Interactive

Amazon Web Services Introduces Machine Learning Chip, Managed Blockchain at re:Invent (SSN)

Amazon Web Services (AWS) introduced 13 new machine learning (ML) services and capabilities at its re:Invent conference in Las Vegas, including an AWS custom-designed chip for ML inference called AWS Inferentia, as well as two new services to help companies manage business transactions requiring full auditability: Amazon Managed Blockchain and Quantum Ledger Database (QLDB).

In announcing Inferentia during a Nov. 28 keynote, AWS CEO Andy Jassy said it’s a high-performance ML chip the company will make available in late 2019. The main goal of the chip was to try and “change what is the big driver of cost for our customers doing machine learning, which is inference,” he said.

The chip was developed, he said, by Annapurna Labs, the Israeli chip maker that Amazon bought in 2015 for $350 million.

Inferentia is designed for “larger workloads that consume entire GPUs or require lower latency,” Amazon said in a news release. The chip “provides hundreds of teraflops per chip and thousands of teraflops per Amazon EC2 instance for multiple frameworks” (including TensorFlow, Apache MXNet and PyTorch) and multiple data types (including INT-8 and mixed precision FP-16 and bfloat16), the company said.

On the blockchain front, Jassy noted that the company was asked why it didn’t announce such a service at re:Invent last year. After all, he noted, “we have a lot of customers who run blockchain services on top of AWS and we have lots of tools for it.” But he said AWS communicated to those people last year that “we just hadn’t seen that many blockchain examples in production or that couldn’t pretty easily be solved by a database.” While some people assumed that meant Amazon had no plans to develop a blockchain service, they were wrong, he said.
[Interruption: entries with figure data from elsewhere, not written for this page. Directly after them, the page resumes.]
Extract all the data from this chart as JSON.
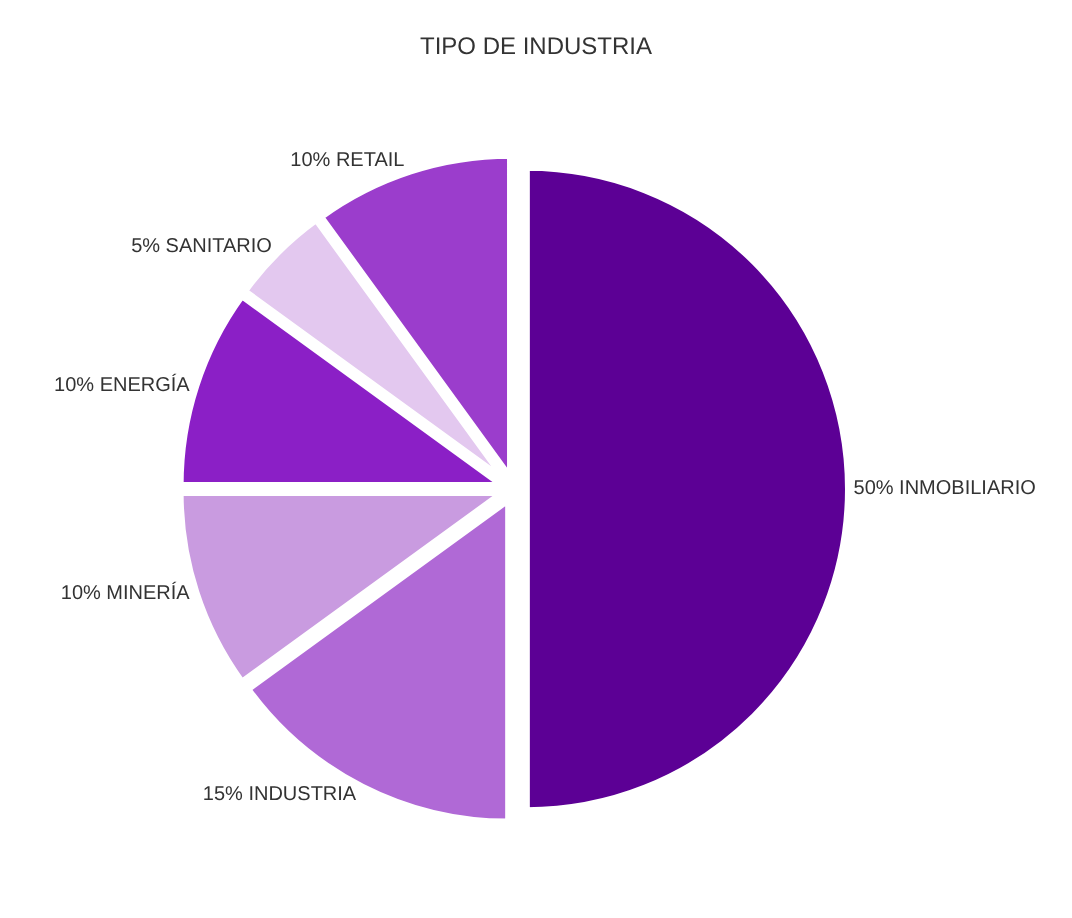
{
  "chart_data": {
    "type": "pie",
    "title": "TIPO DE INDUSTRIA",
    "categories": [
      "INMOBILIARIO",
      "INDUSTRIA",
      "MINERÍA",
      "ENERGÍA",
      "SANITARIO",
      "RETAIL"
    ],
    "values": [
      50,
      15,
      10,
      10,
      5,
      10
    ],
    "colors": [
      "#5c0095",
      "#b069d6",
      "#c99be0",
      "#8b1fc6",
      "#e3c8ef",
      "#9b3dcc"
    ],
    "value_labels": [
      "50%",
      "15%",
      "10%",
      "10%",
      "5%",
      "10%"
    ],
    "legend": false
  }
}
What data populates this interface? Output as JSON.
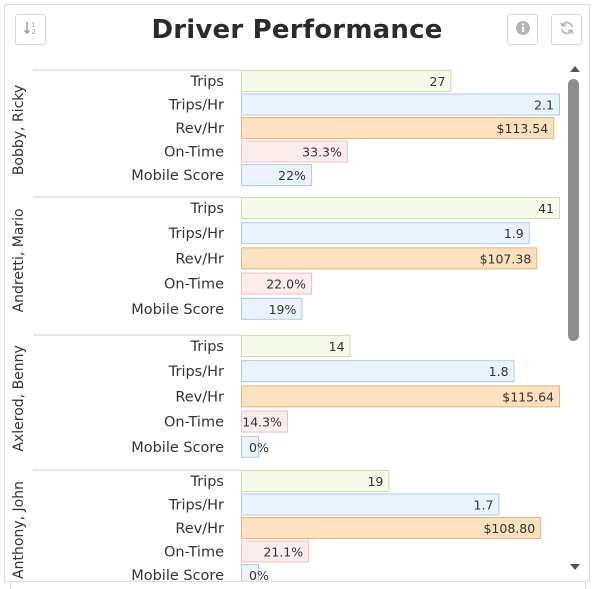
{
  "header": {
    "title": "Driver Performance",
    "sort_icon": "sort-descending-icon",
    "info_icon": "info-icon",
    "refresh_icon": "refresh-icon"
  },
  "chart_data": {
    "type": "bar",
    "orientation": "horizontal",
    "title": "Driver Performance",
    "metrics": [
      "Trips",
      "Trips/Hr",
      "Rev/Hr",
      "On-Time",
      "Mobile Score"
    ],
    "groups": [
      {
        "name": "Bobby, Ricky",
        "bars": [
          {
            "metric": "Trips",
            "value": 27,
            "label": "27"
          },
          {
            "metric": "Trips/Hr",
            "value": 2.1,
            "label": "2.1"
          },
          {
            "metric": "Rev/Hr",
            "value": 113.54,
            "label": "$113.54"
          },
          {
            "metric": "On-Time",
            "value": 33.3,
            "label": "33.3%"
          },
          {
            "metric": "Mobile Score",
            "value": 22,
            "label": "22%"
          }
        ]
      },
      {
        "name": "Andretti, Mario",
        "bars": [
          {
            "metric": "Trips",
            "value": 41,
            "label": "41"
          },
          {
            "metric": "Trips/Hr",
            "value": 1.9,
            "label": "1.9"
          },
          {
            "metric": "Rev/Hr",
            "value": 107.38,
            "label": "$107.38"
          },
          {
            "metric": "On-Time",
            "value": 22.0,
            "label": "22.0%"
          },
          {
            "metric": "Mobile Score",
            "value": 19,
            "label": "19%"
          }
        ]
      },
      {
        "name": "Axlerod, Benny",
        "bars": [
          {
            "metric": "Trips",
            "value": 14,
            "label": "14"
          },
          {
            "metric": "Trips/Hr",
            "value": 1.8,
            "label": "1.8"
          },
          {
            "metric": "Rev/Hr",
            "value": 115.64,
            "label": "$115.64"
          },
          {
            "metric": "On-Time",
            "value": 14.3,
            "label": "14.3%"
          },
          {
            "metric": "Mobile Score",
            "value": 0,
            "label": "0%"
          }
        ]
      },
      {
        "name": "Anthony, John",
        "bars": [
          {
            "metric": "Trips",
            "value": 19,
            "label": "19"
          },
          {
            "metric": "Trips/Hr",
            "value": 1.7,
            "label": "1.7"
          },
          {
            "metric": "Rev/Hr",
            "value": 108.8,
            "label": "$108.80"
          },
          {
            "metric": "On-Time",
            "value": 21.1,
            "label": "21.1%"
          },
          {
            "metric": "Mobile Score",
            "value": 0,
            "label": "0%"
          }
        ]
      }
    ],
    "scales": {
      "Trips": [
        0,
        41
      ],
      "Trips/Hr": [
        0,
        2.1
      ],
      "Rev/Hr": [
        0,
        115.64
      ],
      "On-Time": [
        0,
        100
      ],
      "Mobile Score": [
        0,
        100
      ]
    },
    "colors": {
      "Trips": {
        "fill": "#f4fbea",
        "stroke": "#c8e2ad"
      },
      "Trips/Hr": {
        "fill": "#eaf3fd",
        "stroke": "#aecbe6"
      },
      "Rev/Hr": {
        "fill": "#fde0bd",
        "stroke": "#e9b47c"
      },
      "On-Time": {
        "fill": "#fdecec",
        "stroke": "#efc1c1"
      },
      "Mobile Score": {
        "fill": "#eaf3fd",
        "stroke": "#aecbe6"
      }
    },
    "grid": false,
    "legend": "none"
  }
}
Rather, it just meant “we genuinely didn’t understand what the real customer need” was at the time, and – unlike some other companies – at AWS, “we don’t build things for optics – we only spend the resource to build things where we understand what problem you’re really trying to solve and then we believe we’re going to solve it for you,” he explained.

Over the past year, AWS talked to “hundreds of customers” to find out why there were interested in blockchain and realized there were two main jobs they had in mind, he explained. Many of them “wanted a ledger with a centralized, trusted entity, but where that ledger served as a transparent, immutable, cryptographically verifiable transaction log for all the parties that they needed to deal with” – and that’s indeed something that many companies need, he said, noting the new Amazon QLDB was designed to solve that issue.
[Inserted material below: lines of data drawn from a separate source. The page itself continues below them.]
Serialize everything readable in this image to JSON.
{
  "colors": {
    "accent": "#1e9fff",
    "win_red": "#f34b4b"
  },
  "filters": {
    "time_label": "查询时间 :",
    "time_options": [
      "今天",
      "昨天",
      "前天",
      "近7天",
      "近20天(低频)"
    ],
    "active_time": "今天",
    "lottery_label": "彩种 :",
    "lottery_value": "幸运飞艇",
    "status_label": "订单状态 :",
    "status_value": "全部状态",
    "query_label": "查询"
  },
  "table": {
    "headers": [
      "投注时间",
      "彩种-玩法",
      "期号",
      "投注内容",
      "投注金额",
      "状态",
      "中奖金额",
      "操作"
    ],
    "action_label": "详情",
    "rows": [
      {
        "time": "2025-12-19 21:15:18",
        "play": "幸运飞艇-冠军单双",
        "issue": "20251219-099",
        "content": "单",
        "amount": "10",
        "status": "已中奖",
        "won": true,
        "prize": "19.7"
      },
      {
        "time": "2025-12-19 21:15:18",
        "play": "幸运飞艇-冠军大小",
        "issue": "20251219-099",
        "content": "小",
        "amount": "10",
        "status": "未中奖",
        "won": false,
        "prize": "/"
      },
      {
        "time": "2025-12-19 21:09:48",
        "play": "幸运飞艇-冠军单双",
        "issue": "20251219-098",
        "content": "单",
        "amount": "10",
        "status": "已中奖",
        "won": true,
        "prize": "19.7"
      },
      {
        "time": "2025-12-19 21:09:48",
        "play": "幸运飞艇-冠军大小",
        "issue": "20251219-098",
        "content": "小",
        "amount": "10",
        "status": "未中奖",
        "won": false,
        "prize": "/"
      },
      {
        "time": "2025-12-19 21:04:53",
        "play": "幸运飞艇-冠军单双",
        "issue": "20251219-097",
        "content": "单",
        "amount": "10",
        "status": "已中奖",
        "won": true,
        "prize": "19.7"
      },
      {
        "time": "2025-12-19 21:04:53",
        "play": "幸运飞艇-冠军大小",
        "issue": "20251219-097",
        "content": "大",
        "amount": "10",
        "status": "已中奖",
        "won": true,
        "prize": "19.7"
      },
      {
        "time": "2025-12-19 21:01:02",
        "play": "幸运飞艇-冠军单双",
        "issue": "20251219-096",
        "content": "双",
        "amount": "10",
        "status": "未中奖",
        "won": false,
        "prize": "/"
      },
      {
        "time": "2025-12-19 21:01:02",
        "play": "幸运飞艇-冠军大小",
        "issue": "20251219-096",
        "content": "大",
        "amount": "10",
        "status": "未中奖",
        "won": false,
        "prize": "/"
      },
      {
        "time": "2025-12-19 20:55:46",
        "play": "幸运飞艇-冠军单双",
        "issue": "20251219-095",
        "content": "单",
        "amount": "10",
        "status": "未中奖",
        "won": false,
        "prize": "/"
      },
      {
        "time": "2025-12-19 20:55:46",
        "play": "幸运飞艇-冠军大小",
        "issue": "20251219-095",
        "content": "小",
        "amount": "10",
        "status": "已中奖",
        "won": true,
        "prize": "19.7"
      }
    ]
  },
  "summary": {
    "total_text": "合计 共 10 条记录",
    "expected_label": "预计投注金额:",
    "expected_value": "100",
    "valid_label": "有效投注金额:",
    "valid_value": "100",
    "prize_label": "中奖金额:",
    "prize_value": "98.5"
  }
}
QLDB is “a new class of database that provides a transparent, immutable, and cryptographically verifiable ledger that customers can use to build applications that act as a system of record, where multiple parties are transacting within a centralized, trusted entity,” the company said in a news release. It “removes the need to build complex audit functionality into a relational database or rely on the ledger capabilities of a blockchain framework [and] uses an immutable transactional log, known as a journal, which tracks each and every application data change and maintains a complete and verifiable history of changes over time,” the company said.
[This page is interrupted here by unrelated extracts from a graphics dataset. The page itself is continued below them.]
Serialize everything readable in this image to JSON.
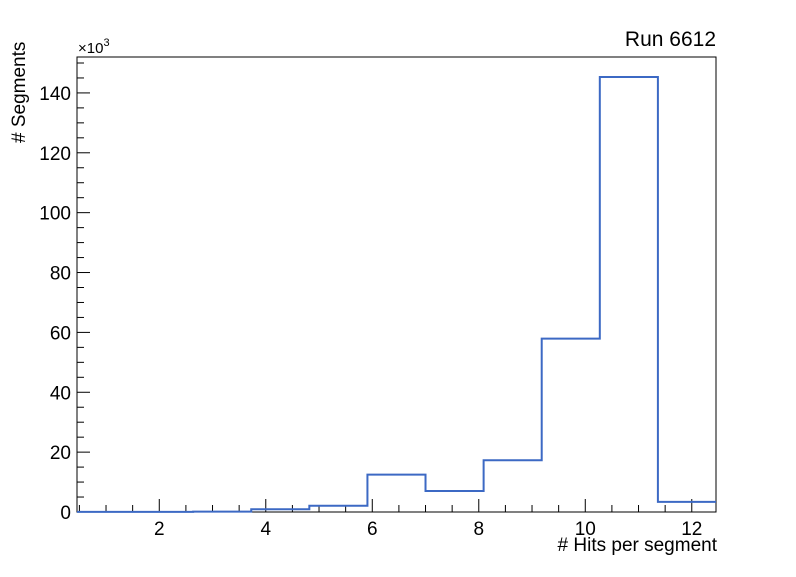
{
  "chart_data": {
    "type": "histogram",
    "title": "Run 6612",
    "xlabel": "# Hits per segment",
    "ylabel": "# Segments",
    "y_multiplier_base": "×10",
    "y_multiplier_exponent": "3",
    "y_unit_scale": 1000,
    "xlim": [
      0.455,
      12.455
    ],
    "ylim_thousands": [
      0,
      152
    ],
    "x_major_ticks": [
      2,
      4,
      6,
      8,
      10,
      12
    ],
    "x_minor_step": 0.5,
    "y_major_ticks": [
      0,
      20,
      40,
      60,
      80,
      100,
      120,
      140
    ],
    "y_minor_step": 5,
    "bin_edges": [
      0.455,
      1.545,
      2.636,
      3.727,
      4.818,
      5.909,
      7.0,
      8.091,
      9.182,
      10.273,
      11.364,
      12.455
    ],
    "counts_thousands": [
      0.03,
      0.06,
      0.12,
      0.9,
      2.1,
      12.5,
      7.0,
      17.3,
      57.9,
      145.3,
      3.4
    ],
    "counts": [
      30,
      60,
      120,
      900,
      2100,
      12500,
      7000,
      17300,
      57900,
      145300,
      3400
    ],
    "legend": "none",
    "grid": "off",
    "line_color": "#3c69c4",
    "frame_color": "#000000",
    "background_color": "#ffffff"
  }
}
Other AWS customers, meanwhile, wanted a way to allow multiple parties to transact, execute contracts and share data without a trusted central authority, Jassy explained. And the new Amazon Managed Blockchain is a “fully managed service” that AWS said “makes it easy and cost-effective for customers to create and manage secure blockchain networks that can scale to support thousands of applications running millions of transactions.” It supports two popular open source blockchain frameworks — Ethereum and Hyperledger Fabric, Jassy noted. Amazon Managed Blockchain and QLDB are available in preview form now.